It’s Okay To Be Afraid Of Childbirth Because It’s Terrifying

shutterstock_147246833__1383760372_142.196.156.251I’ve been thinking about how terrifying childbirth is lately. If you are pregnant, I’m not trying to make you feel worse. I’m actually trying to make you feel better, so read on.

Yesterday, my editor Eve Vawter wrote an amazing piece about the one year anniversary of her hysterectomy. What struck me the most about it was this confession:

One year ago on this very day I was letting a robot remove my lady parts and I was truthfully terrified that I would not make it though the surgery. I even went so far as to make sure my refrigerator was super clean just in case I died during my operation because I didn’t want anyone to be appalled at the condition of my produce bin. Since I underwent my operation, I’ve received countless emails from women preparing for their own hysterectomies, and everyone was just as scared as I was.

I’ve written extensively about how hard I tried to avoid a second c-section. I was not successful. The thing is, it wasn’t the fact that I again wouldn’t be delivering naturally or all of the stigma that sometimes surrounds surgical birth that bothered me. It was the fact that for some reason I was convinced that I would not make it through my surgery. I even went as far as to write a note to my toddler that I left in my nightstand in the event that I did, in fact, die on the operating table. The note was my clean fridge, I guess.

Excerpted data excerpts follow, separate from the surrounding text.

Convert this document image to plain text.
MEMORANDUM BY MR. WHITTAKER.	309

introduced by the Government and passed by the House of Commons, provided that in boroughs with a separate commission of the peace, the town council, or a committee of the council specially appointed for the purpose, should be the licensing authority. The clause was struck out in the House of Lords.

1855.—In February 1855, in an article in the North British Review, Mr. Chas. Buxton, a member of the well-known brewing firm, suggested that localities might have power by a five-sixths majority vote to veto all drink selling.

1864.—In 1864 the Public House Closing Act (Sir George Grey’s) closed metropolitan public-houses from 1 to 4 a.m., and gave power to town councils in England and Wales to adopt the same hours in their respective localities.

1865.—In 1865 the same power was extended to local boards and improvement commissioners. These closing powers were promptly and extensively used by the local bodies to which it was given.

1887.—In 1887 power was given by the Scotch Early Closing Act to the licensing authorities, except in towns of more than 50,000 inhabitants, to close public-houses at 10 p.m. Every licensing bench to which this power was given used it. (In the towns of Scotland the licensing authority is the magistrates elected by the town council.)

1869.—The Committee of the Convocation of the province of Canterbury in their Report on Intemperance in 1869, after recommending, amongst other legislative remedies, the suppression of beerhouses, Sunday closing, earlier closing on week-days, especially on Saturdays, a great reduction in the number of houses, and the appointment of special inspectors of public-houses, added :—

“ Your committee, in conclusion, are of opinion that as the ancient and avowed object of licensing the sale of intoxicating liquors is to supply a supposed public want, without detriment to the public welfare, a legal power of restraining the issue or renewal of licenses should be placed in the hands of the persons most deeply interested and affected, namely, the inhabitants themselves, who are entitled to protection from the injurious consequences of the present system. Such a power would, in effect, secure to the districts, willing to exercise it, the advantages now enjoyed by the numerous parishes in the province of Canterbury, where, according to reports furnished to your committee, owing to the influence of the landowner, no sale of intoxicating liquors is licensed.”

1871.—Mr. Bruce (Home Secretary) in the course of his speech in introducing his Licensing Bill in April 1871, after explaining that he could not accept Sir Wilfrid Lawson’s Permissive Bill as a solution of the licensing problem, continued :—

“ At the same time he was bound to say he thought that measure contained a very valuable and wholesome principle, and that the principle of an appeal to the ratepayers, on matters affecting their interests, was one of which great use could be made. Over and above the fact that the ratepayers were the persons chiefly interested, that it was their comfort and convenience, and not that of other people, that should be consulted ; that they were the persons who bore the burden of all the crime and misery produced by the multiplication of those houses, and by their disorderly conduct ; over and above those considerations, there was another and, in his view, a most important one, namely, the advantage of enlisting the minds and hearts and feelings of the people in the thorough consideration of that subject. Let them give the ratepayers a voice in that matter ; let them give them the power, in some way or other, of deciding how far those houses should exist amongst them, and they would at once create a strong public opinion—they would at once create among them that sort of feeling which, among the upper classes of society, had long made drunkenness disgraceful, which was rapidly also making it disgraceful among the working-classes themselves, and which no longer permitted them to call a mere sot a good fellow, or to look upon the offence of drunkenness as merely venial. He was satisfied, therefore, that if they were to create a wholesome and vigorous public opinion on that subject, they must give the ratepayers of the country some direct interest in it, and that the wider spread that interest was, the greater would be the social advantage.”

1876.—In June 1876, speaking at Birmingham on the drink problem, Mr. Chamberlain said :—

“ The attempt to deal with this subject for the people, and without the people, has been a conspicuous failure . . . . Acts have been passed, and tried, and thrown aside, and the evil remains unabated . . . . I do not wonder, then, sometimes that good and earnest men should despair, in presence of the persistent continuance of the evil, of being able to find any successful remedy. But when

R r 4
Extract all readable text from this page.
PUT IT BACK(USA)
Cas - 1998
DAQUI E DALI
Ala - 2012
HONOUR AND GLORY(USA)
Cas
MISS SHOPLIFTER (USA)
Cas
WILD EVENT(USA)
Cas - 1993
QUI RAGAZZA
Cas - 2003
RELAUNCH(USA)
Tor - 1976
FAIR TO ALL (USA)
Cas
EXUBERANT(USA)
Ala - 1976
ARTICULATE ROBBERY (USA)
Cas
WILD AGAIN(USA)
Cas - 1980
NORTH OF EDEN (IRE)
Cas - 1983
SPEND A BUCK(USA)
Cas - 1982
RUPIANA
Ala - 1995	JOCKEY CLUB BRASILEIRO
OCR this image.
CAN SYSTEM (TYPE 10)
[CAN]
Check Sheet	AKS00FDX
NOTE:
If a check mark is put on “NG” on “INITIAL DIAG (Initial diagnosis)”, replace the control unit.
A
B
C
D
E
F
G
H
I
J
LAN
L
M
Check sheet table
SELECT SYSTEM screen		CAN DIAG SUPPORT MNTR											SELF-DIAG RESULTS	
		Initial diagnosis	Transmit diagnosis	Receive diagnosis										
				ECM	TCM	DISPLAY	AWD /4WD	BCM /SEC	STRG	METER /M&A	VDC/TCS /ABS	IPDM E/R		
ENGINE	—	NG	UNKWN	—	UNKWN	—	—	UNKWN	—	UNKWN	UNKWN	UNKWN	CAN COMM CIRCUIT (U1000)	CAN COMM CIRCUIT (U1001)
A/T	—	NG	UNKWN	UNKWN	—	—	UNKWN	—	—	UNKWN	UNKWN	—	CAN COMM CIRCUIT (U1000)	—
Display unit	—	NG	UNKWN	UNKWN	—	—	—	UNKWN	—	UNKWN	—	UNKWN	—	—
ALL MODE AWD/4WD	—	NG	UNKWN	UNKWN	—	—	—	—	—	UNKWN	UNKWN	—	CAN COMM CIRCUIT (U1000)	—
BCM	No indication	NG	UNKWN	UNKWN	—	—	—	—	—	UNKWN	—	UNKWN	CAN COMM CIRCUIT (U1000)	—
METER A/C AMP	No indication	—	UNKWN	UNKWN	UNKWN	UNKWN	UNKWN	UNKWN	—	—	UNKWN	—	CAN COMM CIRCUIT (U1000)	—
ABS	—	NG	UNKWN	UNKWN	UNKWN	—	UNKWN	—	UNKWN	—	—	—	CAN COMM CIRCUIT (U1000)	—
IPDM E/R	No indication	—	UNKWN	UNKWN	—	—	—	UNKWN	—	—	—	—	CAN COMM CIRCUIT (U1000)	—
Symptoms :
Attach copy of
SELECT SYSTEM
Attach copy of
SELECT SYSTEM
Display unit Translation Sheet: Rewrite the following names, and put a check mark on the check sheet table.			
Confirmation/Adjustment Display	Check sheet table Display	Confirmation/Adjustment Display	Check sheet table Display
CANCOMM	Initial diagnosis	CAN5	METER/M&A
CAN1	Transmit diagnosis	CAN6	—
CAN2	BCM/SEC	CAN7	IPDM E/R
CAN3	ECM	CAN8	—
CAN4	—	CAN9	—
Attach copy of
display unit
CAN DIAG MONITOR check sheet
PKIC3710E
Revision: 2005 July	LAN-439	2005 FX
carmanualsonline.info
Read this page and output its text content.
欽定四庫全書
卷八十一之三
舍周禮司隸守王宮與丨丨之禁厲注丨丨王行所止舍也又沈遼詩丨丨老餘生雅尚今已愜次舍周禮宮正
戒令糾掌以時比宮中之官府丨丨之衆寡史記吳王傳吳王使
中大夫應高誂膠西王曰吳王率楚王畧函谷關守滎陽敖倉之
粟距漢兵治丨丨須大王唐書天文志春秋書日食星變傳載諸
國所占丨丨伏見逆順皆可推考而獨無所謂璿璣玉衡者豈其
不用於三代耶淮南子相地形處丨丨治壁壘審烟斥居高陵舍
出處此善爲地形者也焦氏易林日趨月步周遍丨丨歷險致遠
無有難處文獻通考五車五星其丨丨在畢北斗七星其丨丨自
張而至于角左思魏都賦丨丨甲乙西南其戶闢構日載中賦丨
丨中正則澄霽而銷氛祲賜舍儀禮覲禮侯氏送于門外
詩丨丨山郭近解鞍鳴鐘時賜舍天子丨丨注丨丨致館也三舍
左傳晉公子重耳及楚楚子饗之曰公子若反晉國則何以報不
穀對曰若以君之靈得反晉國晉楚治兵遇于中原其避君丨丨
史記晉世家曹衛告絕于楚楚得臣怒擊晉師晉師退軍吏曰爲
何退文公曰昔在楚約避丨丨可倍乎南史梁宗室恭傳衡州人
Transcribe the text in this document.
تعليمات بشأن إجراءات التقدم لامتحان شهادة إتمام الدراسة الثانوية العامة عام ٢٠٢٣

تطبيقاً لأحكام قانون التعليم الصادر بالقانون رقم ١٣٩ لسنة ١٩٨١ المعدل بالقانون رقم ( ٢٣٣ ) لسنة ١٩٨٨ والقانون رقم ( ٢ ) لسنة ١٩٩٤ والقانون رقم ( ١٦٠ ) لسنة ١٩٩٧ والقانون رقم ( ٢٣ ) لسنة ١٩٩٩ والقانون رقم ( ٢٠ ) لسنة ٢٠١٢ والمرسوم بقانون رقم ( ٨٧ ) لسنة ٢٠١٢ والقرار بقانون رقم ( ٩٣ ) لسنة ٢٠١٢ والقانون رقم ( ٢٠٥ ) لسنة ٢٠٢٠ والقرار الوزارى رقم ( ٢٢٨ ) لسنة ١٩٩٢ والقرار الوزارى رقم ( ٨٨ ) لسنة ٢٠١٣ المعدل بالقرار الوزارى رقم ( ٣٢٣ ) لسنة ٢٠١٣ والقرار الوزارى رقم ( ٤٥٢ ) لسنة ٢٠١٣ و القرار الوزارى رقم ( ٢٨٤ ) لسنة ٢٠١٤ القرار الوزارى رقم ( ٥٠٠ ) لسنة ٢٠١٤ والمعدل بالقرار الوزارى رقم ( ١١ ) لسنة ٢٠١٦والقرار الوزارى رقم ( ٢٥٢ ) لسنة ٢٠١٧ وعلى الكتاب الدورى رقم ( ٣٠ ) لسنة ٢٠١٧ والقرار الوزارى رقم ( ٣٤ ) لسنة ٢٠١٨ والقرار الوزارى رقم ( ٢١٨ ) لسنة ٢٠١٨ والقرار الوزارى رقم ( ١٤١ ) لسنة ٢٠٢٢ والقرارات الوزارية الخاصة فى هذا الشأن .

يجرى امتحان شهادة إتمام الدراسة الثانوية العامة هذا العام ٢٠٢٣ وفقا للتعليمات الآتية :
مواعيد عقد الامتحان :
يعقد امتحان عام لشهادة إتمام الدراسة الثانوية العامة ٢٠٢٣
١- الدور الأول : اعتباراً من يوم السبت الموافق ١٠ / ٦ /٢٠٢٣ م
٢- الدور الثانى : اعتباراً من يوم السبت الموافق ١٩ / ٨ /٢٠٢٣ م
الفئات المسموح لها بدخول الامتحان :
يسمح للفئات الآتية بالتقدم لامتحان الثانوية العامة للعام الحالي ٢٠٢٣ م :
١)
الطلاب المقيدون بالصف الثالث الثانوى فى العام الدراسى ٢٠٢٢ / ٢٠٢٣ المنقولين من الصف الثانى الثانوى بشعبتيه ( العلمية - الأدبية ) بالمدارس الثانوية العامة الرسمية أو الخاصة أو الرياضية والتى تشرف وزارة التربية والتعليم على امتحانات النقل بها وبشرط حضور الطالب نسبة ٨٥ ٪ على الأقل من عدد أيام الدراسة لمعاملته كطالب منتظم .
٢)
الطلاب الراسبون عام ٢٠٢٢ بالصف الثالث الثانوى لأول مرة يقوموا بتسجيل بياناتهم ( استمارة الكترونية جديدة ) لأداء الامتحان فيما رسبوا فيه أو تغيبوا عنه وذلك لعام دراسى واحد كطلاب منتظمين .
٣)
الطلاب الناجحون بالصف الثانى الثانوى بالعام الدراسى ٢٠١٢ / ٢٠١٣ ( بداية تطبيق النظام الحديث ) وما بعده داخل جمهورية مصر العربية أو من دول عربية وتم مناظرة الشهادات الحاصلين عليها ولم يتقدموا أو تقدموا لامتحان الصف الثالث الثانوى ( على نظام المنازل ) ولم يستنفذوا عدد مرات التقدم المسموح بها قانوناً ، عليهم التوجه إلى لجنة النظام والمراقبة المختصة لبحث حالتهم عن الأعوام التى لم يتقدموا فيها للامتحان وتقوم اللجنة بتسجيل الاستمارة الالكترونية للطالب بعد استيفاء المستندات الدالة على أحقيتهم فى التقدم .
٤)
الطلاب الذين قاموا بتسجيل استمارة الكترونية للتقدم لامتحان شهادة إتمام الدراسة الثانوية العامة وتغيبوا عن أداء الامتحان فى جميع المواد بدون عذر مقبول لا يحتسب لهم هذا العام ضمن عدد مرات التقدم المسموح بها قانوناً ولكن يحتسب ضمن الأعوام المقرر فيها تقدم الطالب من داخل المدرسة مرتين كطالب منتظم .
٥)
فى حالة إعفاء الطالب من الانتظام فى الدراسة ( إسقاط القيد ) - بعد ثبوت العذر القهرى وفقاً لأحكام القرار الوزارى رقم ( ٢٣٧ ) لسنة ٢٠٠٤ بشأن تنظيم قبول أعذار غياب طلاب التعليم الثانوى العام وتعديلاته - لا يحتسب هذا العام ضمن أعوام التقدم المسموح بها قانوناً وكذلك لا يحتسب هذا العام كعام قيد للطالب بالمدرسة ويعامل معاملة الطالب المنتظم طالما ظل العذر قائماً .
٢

Then today I read a blog on Huffpost Parents written by Kate Fridkis, a woman who is preparing for childbirth titled, I Am Afraid Of Giving Birth:

I really want to focus on the baby. But birth is so damn distracting. It’s just looming there, at the end of pregnancy, like this massive Mount Doom with Sauron’s fiery eye flicking vigilantly back and forth above. I am definitely Frodo in my birth story, with the wide, terrified eyes.

Is it possible that I am making birth into too much of a big deal in my head? “My mother did this before me, and my grandmother, and her mother, and her grandmother,” is one of the mantras on the sheet that my doula gave me…

Kate approaches her impending birth with humor, which I love. But I wonder if she’s written letters or cleaned her fridge or panicked the way that so many of us do.

I don’t know if all of these stories weave together cohesively – I just know as women, we face some pretty terrifying mountains to climb and are expected to scale them with ease. I wrote a note to my “future adult son” that I told no one about. Eve cleaned her fridge. Kate admits to a terror that I’m pretty sure all women experience. Point is – if you are pregnant and terrified, or awaiting a planned c-section and terrified or about to get a hysterectomy and terrified – write the note, clean the fridge, freak out – do whatever you have to do. Just know that you will emerge on the other side of this and the terror will be gone.

It’s okay to be terrified. Don’t let anyone tell you it isn’t.